Hay algo kafkiano en la filosofía de Coccia; no en el sentido del absurdo burocrático, sino en el de remecer la identidad, de mirarse a uno mismo como otro y quizás otros, como un extraño, que soy y no soy yo. Metamorfosis, el libro de Coccia, comienza así: «En el comienzo éramos todas y todos el mismo viviente». «La metamorfosis», el relato de Kafka, así: «Al despertar Gregorio Samsa una mañana, tras un sueño intranquilo, se encontró en su cama convertido en un monstruoso insecto».


La transformación no es solo del individuo, es del entorno, del hogar, desde una madriguera al planeta, pasando por una pieza y una casa. Parece que la identidad y la desidentidad se juega en todo eso. La vida en el hogar de los Samsa, por ejemplo, no es la misma desde que el hijo mayor se convierte en un insecto. Cambian los hábitos, el hábitat, hay tensión, incomunicación. En un momento del relato, la familia de Gregorio discute si sacar los muebles de su pieza para darle libertad de movimiento.
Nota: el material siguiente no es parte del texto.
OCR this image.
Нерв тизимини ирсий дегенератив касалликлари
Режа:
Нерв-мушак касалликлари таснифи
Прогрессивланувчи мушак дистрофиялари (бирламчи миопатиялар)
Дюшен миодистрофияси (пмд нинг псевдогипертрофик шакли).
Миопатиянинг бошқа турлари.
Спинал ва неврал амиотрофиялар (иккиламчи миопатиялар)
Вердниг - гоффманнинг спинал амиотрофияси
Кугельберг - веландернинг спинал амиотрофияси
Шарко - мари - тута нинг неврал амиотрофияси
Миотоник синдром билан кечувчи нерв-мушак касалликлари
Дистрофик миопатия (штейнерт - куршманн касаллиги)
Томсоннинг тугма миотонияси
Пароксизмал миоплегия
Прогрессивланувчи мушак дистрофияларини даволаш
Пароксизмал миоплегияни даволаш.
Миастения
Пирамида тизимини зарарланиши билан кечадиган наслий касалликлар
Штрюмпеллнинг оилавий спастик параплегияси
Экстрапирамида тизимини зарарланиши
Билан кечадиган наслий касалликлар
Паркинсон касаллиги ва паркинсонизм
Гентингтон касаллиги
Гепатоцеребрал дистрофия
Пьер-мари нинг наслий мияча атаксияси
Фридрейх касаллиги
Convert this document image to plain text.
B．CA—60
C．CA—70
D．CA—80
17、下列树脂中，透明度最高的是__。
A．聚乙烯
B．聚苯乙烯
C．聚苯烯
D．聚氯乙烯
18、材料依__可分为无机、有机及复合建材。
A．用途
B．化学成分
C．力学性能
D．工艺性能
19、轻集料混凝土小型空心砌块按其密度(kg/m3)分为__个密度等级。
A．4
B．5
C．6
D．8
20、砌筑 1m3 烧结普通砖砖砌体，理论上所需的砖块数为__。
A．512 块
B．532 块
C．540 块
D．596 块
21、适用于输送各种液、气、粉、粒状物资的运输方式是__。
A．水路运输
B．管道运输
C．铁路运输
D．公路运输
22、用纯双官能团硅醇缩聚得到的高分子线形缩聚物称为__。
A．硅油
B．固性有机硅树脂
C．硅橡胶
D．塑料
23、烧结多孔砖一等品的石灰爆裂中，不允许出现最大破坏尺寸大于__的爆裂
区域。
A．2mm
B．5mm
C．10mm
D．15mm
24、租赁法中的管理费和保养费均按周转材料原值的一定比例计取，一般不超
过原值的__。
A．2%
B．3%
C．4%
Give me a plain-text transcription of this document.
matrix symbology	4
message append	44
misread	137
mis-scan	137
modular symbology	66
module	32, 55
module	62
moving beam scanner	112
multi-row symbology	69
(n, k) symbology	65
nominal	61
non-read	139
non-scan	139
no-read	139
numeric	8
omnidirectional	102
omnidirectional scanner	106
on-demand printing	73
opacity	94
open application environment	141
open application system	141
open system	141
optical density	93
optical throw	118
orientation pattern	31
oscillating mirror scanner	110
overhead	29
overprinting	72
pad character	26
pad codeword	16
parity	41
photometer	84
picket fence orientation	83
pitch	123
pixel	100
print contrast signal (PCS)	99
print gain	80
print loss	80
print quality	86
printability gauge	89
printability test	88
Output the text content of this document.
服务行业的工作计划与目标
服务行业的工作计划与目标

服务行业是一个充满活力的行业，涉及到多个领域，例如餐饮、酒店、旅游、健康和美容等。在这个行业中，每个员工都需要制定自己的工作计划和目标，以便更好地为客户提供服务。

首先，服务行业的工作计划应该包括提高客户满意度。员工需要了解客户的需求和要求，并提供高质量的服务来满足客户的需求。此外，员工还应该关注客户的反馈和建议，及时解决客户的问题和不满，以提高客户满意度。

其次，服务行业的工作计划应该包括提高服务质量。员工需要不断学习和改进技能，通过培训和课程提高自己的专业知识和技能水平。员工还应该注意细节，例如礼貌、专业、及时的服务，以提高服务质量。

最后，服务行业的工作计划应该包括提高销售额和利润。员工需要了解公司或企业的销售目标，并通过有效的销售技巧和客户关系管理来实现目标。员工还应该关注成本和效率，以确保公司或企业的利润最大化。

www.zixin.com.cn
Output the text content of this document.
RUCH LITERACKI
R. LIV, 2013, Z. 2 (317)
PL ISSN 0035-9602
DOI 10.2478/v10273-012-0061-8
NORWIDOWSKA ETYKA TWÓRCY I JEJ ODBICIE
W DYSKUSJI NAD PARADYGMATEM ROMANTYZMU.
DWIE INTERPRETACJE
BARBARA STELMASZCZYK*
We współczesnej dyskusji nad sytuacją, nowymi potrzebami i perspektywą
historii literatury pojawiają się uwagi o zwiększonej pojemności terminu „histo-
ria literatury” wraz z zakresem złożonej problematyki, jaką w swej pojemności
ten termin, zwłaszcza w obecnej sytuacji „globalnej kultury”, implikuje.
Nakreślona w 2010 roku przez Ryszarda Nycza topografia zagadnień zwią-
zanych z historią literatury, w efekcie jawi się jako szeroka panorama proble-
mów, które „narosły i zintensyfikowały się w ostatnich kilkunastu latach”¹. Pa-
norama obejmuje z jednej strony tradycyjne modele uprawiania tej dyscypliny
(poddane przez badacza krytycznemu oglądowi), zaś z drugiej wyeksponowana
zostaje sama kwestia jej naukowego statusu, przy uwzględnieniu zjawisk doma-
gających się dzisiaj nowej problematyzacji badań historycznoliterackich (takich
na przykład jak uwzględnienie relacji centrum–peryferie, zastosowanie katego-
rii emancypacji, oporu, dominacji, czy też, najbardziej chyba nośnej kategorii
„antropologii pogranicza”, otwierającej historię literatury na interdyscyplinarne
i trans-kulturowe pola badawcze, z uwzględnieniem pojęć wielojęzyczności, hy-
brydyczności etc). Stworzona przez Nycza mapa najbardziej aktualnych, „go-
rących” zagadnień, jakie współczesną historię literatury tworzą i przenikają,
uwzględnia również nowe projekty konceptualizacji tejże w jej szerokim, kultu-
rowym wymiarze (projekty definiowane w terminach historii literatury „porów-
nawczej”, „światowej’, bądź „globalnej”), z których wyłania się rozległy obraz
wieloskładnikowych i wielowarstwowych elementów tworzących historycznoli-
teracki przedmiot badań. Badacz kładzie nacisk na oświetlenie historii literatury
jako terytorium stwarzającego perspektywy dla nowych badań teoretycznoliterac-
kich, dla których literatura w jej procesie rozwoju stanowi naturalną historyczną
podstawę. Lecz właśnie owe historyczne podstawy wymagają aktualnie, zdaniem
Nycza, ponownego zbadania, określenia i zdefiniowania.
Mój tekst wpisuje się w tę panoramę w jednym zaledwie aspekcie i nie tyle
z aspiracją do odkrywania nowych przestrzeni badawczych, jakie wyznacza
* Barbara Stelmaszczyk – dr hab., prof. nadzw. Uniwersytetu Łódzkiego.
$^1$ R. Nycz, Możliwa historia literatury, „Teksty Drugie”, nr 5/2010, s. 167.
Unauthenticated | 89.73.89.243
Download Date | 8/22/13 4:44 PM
La madre se niega, porque sería mostrarle que perdieron toda esperanza de mejoría: «Yo creo que lo mejor sería que intentásemos conservar la habitación en el mismo estado en que se encontraba antes, para que Gregorio, cuando regrese de nuevo con nosotros, encuentre todo tal cual como estaba y pueda olvidar más fácilmente este paréntesis de tiempo».


Cuando regrese, dice la madre; ¿pero no está ahí Gregorio o realmente su transformación equivale a haberse ido? Él, desde su pieza, oye la conversación y se pregunta: «¿Deseaba realmente permitir que transformasen la cálida habitación amueblada confortablemente, con mueble heredados de su familia, en una cueva en la que, efectivamente, podría arrastrase en todas direcciones sin obstáculo alguno, teniendo, sin embargo, como contrapartida, el olvidarse al mismo tiempo, rápidamente y por completo, de su pasado humano?».


Canetti, que se pasó la vida luchando contra la muerte, creía que el cambio, la transformación, es lo que nos da vida. Aunque también podríamos imaginar cada cambio como una pequeña muerte, un poco de olvido, hasta llegar al último, la última, cuando esta individualidad en devenir que soy deje de ser y se transforme vaya a saber uno en qué. Dicen que recién entonces, muerto, se define una identidad, el problema es que no tenemos cómo saberlo. A la espera de eso, parece que la pregunta es si queremos cambiar, transformarnos o preferimos permanecer idénticos. O qué queremos cambiar y qué conservar. Tal vez de eso se trata. Y de imaginar. De pensar. Ser y no ser.


Te invito a completar esta oración: «Al despertar Emanuele Coccia una mañana, tras un sueño intranquilo, se encontró en su cama convertido en…».

Mariposa. Es lo más hermoso que puedo soñar: tener un cuerpo fino, tener unas alas más ligeras y bellas que cualquier cuadro que un ser humano haya podido pintar, más grandes que el resto de mi cuerpo. Vivir durante muy poco tiempo y pasar este tiempo volando y amando. Esa es la experiencia que le ocurre a cualquiera que empiece a pensar. Pensar siempre significa volar y amar. Pensar significa convertir nuestra mente en algo más parecido a una mariposa que a un ser humano.